Association Nationale de Défense des Victimes de l'Amiante

Vous êtes ici : Accueil » Associations locales » Addeva 44 (Loire atlantique)

ASSEMBLEES GENERALES EN 2007

3 décembre 2007

ADDEVA 44
Assemblées Générales en 2007

Au nom du Conseil d’Administration
rapport d’activité et d’orientation par :

Roland HOTTELARD : Président

«  Bonjour à toutes et à tous, et merci pour votre présence .

Nous dédions cette Assemblée Générale aux Bénévoles qui nous ont quittés depuis peu : EUGENE, ANDRE, LOUIS, RENE, et aux autres Adhérents décédés de l’A.D.D.E.V.A 44. Une pensée aussi à leurs proches.
Cette année encore, vous pourrez constater, débattre et voter en conséquence de cause sur la densité du travail accompli et la diversité des actions de l’A.D.D.E.V.A. 44 depuis l’année dernière.

L’année 2006 s’est traduite par une activité intense. Nous avons presque franchi les 5000 adhérents, 4817 exactement.

Au même titre que l’ANDEVA notre structure nationale, et au-delà des chiffres et de l’importance quantitative que nous pourrions leur donner, c’est notre influence qui illustre le mieux le parcours de l’A.D.D.E.V.A. 44 depuis près de dix ans…

Examinons ensemble son bilan d’activité depuis la dernière Assemblée Générale en 2006.

Pour un bon fonctionnement de l’A.D.D.E.V.A. 44, 200 bénévoles du 44 s’investissent dans des tâches diversifiées :

« Conseils d’Administration ADDEVA et ANDEVA, réunions de Bureaux, réunions de Secteurs, réunions avec le Réseau de l’ANDEVA, réunions avec nos Avocats, mise Sous Enveloppe, Courrier, Informatique, montage et Suivi des Dossiers, accueil du Public et des Adhérents, diverses préparations de Manifestations, réunions avec nos Partenaires, formations des Bénévoles, Conférence de Presse etc… Ce qui demande du courage, de la persévérance et du sérieux »

Je vous demande de les remercier en les applaudissant bien fort :…MERCI.

L’an passé, nous n’avons pas eu le temps de parler beaucoup du recensement des victimes.
Beaucoup de personnes exposées à l’amiante sont « dans la nature », isolées ou pensant n’avoir jamais été exposées aux fibres d’amiante. Il arrive que par le « bouche à oreille » ces personnes prennent enfin contact avec l’A.D.D.E.V.A. 44 . Elles nous disent ne pas nous connaître, qu’elles ne savaient pas que nous existions.

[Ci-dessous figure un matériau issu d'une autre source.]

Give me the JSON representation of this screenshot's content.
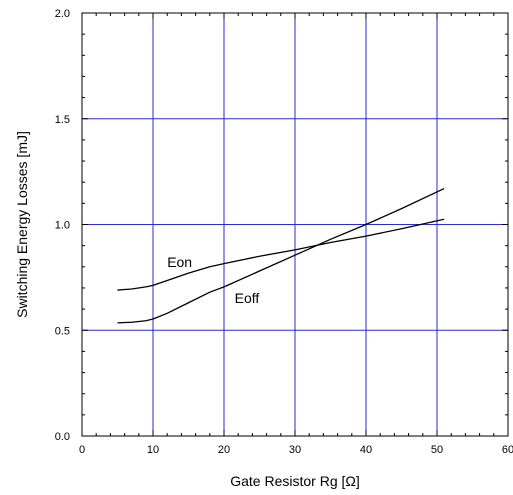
{
  "chart_data": {
    "type": "line",
    "title": "",
    "xlabel": "Gate Resistor Rg [Ω]",
    "ylabel": "Switching Energy Losses [mJ]",
    "xlim": [
      0,
      60
    ],
    "ylim": [
      0.0,
      2.0
    ],
    "xticks": [
      0,
      10,
      20,
      30,
      40,
      50,
      60
    ],
    "xtick_labels": [
      "0",
      "10",
      "20",
      "30",
      "40",
      "50",
      "60"
    ],
    "yticks": [
      0.0,
      0.5,
      1.0,
      1.5,
      2.0
    ],
    "ytick_labels": [
      "0.0",
      "0.5",
      "1.0",
      "1.5",
      "2.0"
    ],
    "grid": true,
    "grid_color": "#2a2ad6",
    "line_color": "#000000",
    "series": [
      {
        "name": "Eon",
        "x": [
          5,
          7,
          9,
          10,
          12,
          15,
          18,
          20,
          25,
          30,
          35,
          40,
          45,
          51
        ],
        "y": [
          0.69,
          0.695,
          0.705,
          0.712,
          0.735,
          0.77,
          0.8,
          0.815,
          0.85,
          0.88,
          0.915,
          0.945,
          0.98,
          1.025
        ]
      },
      {
        "name": "Eoff",
        "x": [
          5,
          7,
          9,
          10,
          12,
          15,
          18,
          20,
          25,
          30,
          35,
          40,
          45,
          51
        ],
        "y": [
          0.535,
          0.538,
          0.545,
          0.553,
          0.58,
          0.63,
          0.68,
          0.705,
          0.78,
          0.855,
          0.93,
          1.0,
          1.075,
          1.17
        ]
      }
    ],
    "annotations": [
      {
        "text": "Eon",
        "x": 12,
        "y": 0.8
      },
      {
        "text": "Eoff",
        "x": 21.5,
        "y": 0.63
      }
    ]
  }
}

Cela nous interpelle et nous fait réfléchir. En faisons-nous assez pour nous faire connaître ?
Avec les moyens modernes qui sont à notre disposition (INTERNET et autres médias), nous pouvons peut-être redresser la situation.

Nous sommes tous responsables de la bonne marche de l’A.D.D.E.V.A. 44. C’est pour cela que nous vous demandons de devenir des V. R. P. de l’Association après l’Assemblée Générale. Vous êtes mandatés toutes et tous pour faire cette approche autour de vous au sein de la population. C’est comme cela que ça marche aussi. Nous pouvons rouvrir des dossiers avant le 31.12.1998 dans le cadre de l’article 40 de la loi de finance de la Sécurité Sociale, soit pour reconnaissance de M. P. 30 ou M. P. 30 bis, soit pour Faute Inexcusable de l’Employeur.

Ces approches fonctionnent, ne serait-ce que celles effectuées avec des travailleurs ou anciens travailleurs d’AIRBUS à ST NAZAIRE et leur syndicat C. G. T. qui a bien voulu organiser des réunions auxquelles nous avons été invités à participer.

Là, nous avons pu comprendre où se trouvait l’amiante dans cette entreprise et l’usage qu’il en était fait sur la production avec l’utilisation des fours haute température, protégés et enduits d’amiante réfractaire en interne, puis la pâte réfractaire amiante, le PR, utilisé comme joint entre les tôles de la carlingue des avions. Cette pâte qui séchait ensuite était percée en même temps que cette carlingue en tôle à l’aide de machines à air comprimé libérant des milliards de fibres d’amiante dans toute l’entreprise. Ces fibres étaient inhalées par tous les salariés « cols blancs ou cols bleus ».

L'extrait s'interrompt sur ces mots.